Nello splendido scenario di Piazza San Marco, cuore del potere politico, Venezia allestiva queste coreografiche celebrazioni in cui l’aspetto laico, il culto del mito della città, si intrecciava strettamente ed indissolubilmente con le componenti religiose, nell’esaltazione del suo buon governo, dell’armonia tra le classi sociali, nell’incrollabile certezza della divina protezione.
C’era sempre una buona occasione per istituire una festività nazionale e “Venezia ebbe in assoluto – più che qualsivoglia stato europeo – il maggior numero di processioni e di cortei” (L. Urban), vuoi per terra, per acqua o a percorso misto.

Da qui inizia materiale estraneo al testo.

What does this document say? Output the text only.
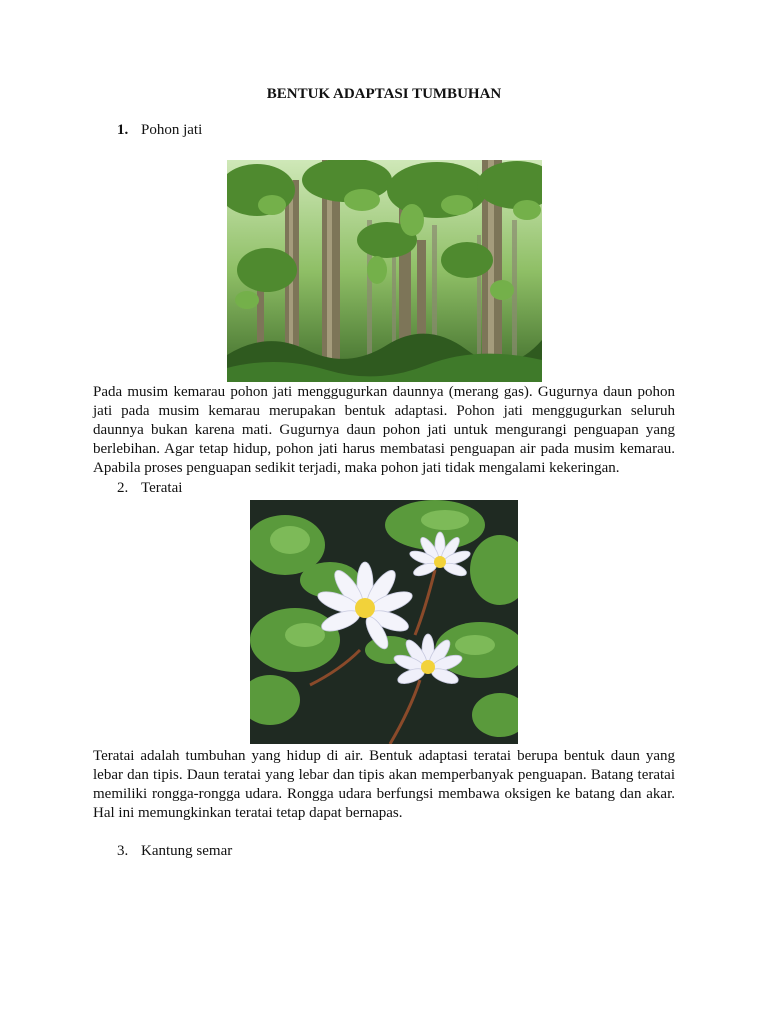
BENTUK ADAPTASI TUMBUHAN
1. Pohon jati

Pada musim kemarau pohon jati menggugurkan daunnya (merang gas). Gugurnya daun pohon jati pada musim kemarau merupakan bentuk adaptasi. Pohon jati menggugurkan seluruh daunnya bukan karena mati. Gugurnya daun pohon jati untuk mengurangi penguapan yang berlebihan. Agar tetap hidup, pohon jati harus membatasi penguapan air pada musim kemarau. Apabila proses penguapan sedikit terjadi, maka pohon jati tidak mengalami kekeringan.

2. Teratai

Teratai adalah tumbuhan yang hidup di air. Bentuk adaptasi teratai berupa bentuk daun yang lebar dan tipis. Daun teratai yang lebar dan tipis akan memperbanyak penguapan. Batang teratai memiliki rongga-rongga udara. Rongga udara berfungsi membawa oksigen ke batang dan akar. Hal ini memungkinkan teratai tetap dapat bernapas.

3. Kantung semar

In soccorso agli storici per la loro ricostruzione vengono molte antiche cronache, come quella di Martino da Canal, e i sempre preziosissimi “Diari” del penetrante Marin Sanudo, a cui associare la Venetia città nobilissima et singolare di Francesco Sansovino, ma pure i documenti ufficiali della Repubblica, oggi conservati nel nostro archivio dei Frari, in particolare nella serie dei “Cerimoniali”, sei registri in pergamena di grande formato, dal XVI secolo al 1729, ove la Serenissima riportava, con la precisione ed il rigore che le erano consueti, la descrizione delle varie cerimonie, secondo rituali ben precisi, tramandati attraverso i secoli.
Non sia inutile ricordare che la codificazione di queste cerimonie era oggetto di grande attenzione da parte del potere ed a sovrintendervi era preposto addirittura uno dei Savi di Terraferma, coadiuvato da un apposito “maestro cerimoniere”, uno dei cittadini dipendenti di Palazzo Ducale, e da un nutrito gruppo di canonici della Basilica Marciana, ognuno con compiti e funzioni ben distinte.
Un’ulteriore precisa fonte, soprattutto per la ricostruzione delle fogge delle vesti indossate dai singoli partecipanti e delle insegne, simbolo del potere dello Stato, sono i quadri e le incisioni che le hanno riprodotte e tramandate.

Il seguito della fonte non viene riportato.